Mengawal Anak Menonton Televisi

Dimuat di Citizen Jurnalism, Tribun Jogja, Selasa, 6/2/2012 

Oleh: Vivit Nur Arista Putra


Data KPI (Komisi Penyiaran Indonesia) menunjukkan sebanyak 1,4 juta anak menonton TV pada kisaran waktu jam 18-21. Sangatlah disayangkan karena waktu itu adalah untuk belajar. Acara TV pada waktu itu adalah sinetron, bukan acara anak. Jika dikalkulasi rata-rata anak menonton sinetron 50 menit per hari, atau lebih banyak dari menyaksikan tayangan anak yang hanya 20 menit per hari. “Buruknya bagi anak adalah fase pertumbuhan mereka masih tahap meniru (modelling), dengan tingkat selektifitas yang rendah.

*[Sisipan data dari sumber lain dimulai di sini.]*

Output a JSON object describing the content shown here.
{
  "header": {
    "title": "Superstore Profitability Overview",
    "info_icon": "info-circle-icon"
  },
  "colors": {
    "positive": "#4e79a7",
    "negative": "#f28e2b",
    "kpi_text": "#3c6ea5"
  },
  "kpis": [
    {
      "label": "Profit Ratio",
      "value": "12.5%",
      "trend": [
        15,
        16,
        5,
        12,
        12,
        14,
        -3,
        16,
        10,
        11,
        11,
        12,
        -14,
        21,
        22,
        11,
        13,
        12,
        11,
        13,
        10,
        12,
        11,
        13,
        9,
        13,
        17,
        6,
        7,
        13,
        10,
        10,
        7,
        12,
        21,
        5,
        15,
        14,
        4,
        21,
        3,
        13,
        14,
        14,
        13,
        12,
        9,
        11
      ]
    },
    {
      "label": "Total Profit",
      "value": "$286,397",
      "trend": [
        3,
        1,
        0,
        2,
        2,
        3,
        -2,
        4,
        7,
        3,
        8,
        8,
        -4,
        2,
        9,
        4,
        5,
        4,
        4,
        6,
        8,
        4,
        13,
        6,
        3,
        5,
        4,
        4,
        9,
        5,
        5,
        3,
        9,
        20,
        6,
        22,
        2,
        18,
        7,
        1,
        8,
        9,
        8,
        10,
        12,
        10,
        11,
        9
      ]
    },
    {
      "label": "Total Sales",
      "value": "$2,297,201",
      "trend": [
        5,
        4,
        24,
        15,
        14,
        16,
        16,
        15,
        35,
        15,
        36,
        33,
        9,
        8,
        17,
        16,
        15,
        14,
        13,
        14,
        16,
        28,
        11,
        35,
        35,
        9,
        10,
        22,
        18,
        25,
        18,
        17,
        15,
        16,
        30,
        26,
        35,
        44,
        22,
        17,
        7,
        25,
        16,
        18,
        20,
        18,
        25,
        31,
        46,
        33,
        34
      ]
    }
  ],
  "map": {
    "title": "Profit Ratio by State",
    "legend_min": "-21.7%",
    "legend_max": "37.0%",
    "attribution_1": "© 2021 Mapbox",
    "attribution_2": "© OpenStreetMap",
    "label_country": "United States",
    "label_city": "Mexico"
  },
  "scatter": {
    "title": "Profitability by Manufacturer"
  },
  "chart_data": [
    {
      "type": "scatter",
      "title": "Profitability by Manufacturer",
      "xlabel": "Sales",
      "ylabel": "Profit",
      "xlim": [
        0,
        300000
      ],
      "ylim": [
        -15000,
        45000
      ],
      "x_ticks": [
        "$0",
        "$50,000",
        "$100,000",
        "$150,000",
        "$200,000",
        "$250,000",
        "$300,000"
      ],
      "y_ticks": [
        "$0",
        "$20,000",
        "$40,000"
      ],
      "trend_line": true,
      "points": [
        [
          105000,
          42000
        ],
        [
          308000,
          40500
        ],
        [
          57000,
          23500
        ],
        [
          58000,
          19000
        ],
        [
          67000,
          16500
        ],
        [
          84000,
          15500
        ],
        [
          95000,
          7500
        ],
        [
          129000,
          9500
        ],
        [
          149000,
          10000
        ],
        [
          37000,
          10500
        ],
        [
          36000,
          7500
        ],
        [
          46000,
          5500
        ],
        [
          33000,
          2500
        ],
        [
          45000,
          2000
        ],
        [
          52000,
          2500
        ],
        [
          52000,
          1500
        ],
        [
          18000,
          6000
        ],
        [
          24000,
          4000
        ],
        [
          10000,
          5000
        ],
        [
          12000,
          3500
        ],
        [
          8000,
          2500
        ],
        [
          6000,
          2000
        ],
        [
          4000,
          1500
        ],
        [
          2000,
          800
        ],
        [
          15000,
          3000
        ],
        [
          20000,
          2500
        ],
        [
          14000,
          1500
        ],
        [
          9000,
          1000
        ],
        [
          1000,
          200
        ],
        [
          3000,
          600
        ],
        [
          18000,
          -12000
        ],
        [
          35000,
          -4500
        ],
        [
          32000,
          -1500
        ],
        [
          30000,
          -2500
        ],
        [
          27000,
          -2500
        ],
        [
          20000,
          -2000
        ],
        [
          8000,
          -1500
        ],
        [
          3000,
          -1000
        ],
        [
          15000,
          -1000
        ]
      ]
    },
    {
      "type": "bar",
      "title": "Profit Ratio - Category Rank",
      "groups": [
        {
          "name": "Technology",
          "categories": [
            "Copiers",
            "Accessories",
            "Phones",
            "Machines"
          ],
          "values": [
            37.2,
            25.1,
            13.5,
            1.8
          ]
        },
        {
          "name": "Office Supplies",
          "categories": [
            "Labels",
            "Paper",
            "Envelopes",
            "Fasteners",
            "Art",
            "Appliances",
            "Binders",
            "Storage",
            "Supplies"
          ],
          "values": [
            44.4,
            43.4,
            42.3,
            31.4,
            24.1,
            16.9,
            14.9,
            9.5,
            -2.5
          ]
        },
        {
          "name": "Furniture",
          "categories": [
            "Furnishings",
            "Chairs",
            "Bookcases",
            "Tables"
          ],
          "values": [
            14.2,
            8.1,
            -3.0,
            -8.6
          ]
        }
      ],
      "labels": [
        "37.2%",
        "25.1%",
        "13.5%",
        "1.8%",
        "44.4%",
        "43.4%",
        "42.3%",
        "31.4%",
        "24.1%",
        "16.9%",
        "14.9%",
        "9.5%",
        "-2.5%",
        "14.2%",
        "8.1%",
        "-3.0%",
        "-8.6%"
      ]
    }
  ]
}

Sehingga anak akan menerima apa saja tanpa mengkritisinya atau menolak. Lebih parahnya ketika di rumah orang tua menyerahkan pengasuhan anak pada TV dan tidak mendampinginya” ujar Fuad Nashori dalam Sekolah Ayah Bunda “Bahaya Pengaruh Media pada Anak”, Minggu, 4 Maret 2012 di Masjid Nurul Ashri.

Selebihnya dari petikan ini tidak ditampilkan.